Stalin’s fighting words also had a special attraction to younger communists—those born in the first two decades of the century—who were too young to have fought in the Civil War but who had been educated in the “cult of struggle” based on stories about it. One Bolshevik (born in 1909) maintained in his memoirs that the militant worldview of his contemporaries had prepared them to accept Stalin’s arguments about the need for “renewed class war” against the “bourgeois specialists,” NEPmen, kulaks, and other “hirelings of the bourgeoisie.” Young communists had become frustrated with the NEP. “The Komsomols of my generation—those who met the October Revolution at the age of ten or younger—took offense at our fate,” explained one Stalinist. “When…we joined the Komsomol, when we went to work in factories, we lamented that nothing would be left for us to do: the revolution was over, the harsh but romantic years of the Civil War would not come again, and the older generation had left us only a boring, prosaic life devoid of struggle and excitement.”

Revolutions never go backward.

—Thomas Skidmore, 1829

Here was the cohort of enthusiasts that would be the pioneers of Stalin’s “revolution from above,” the beginning of the revolution’s second generational phase.

If the NEP had lasted as long as Lenin had intended, it might have served as an example of socialist development in the Third World. Based on its buoyant agricultural sector, the Soviet economy grew rapidly between 1921 and 1928. Industry did well, arguably achieving higher rates of growth than in the 1930s. If the NEP had continued, the country would have been in a far stronger position to resist the Nazi invasion in 1941 than it was as a result of Stalin’s economic policies after 1928. The forced collectivization of agriculture was a catastrophe, ultimately leading to the terminal decline of the Soviet agricultural sector.
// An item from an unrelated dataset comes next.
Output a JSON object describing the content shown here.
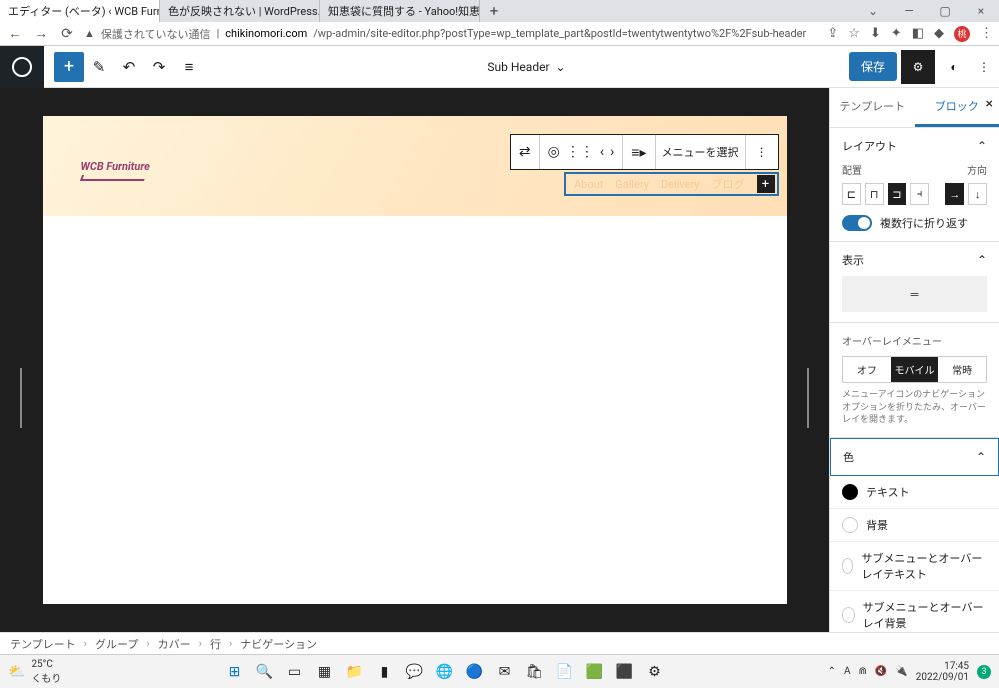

In the early 1930s it resulted in the slaughter of half the country’s livestock by the peasantry (to prevent their being taken for the collective farms) and in the “terror famine” of 1932 to 1933, when demographers suggest that as many as 8.5 million people—most of them Ukrainians—died of starvation or disease as a result of over-requisitioning. It is little wonder if many of the peasants in Ukraine and Belarus welcomed Hitler’s troops as liberators from the “second serfdom,” which is what they called their miserable existence in the collective farms. 

In this sense we should see the NEP as an opportunity the revolution missed—a chance to build a socialist society on more stable and less violent grounds than the killing fields of the Stalinist utopia.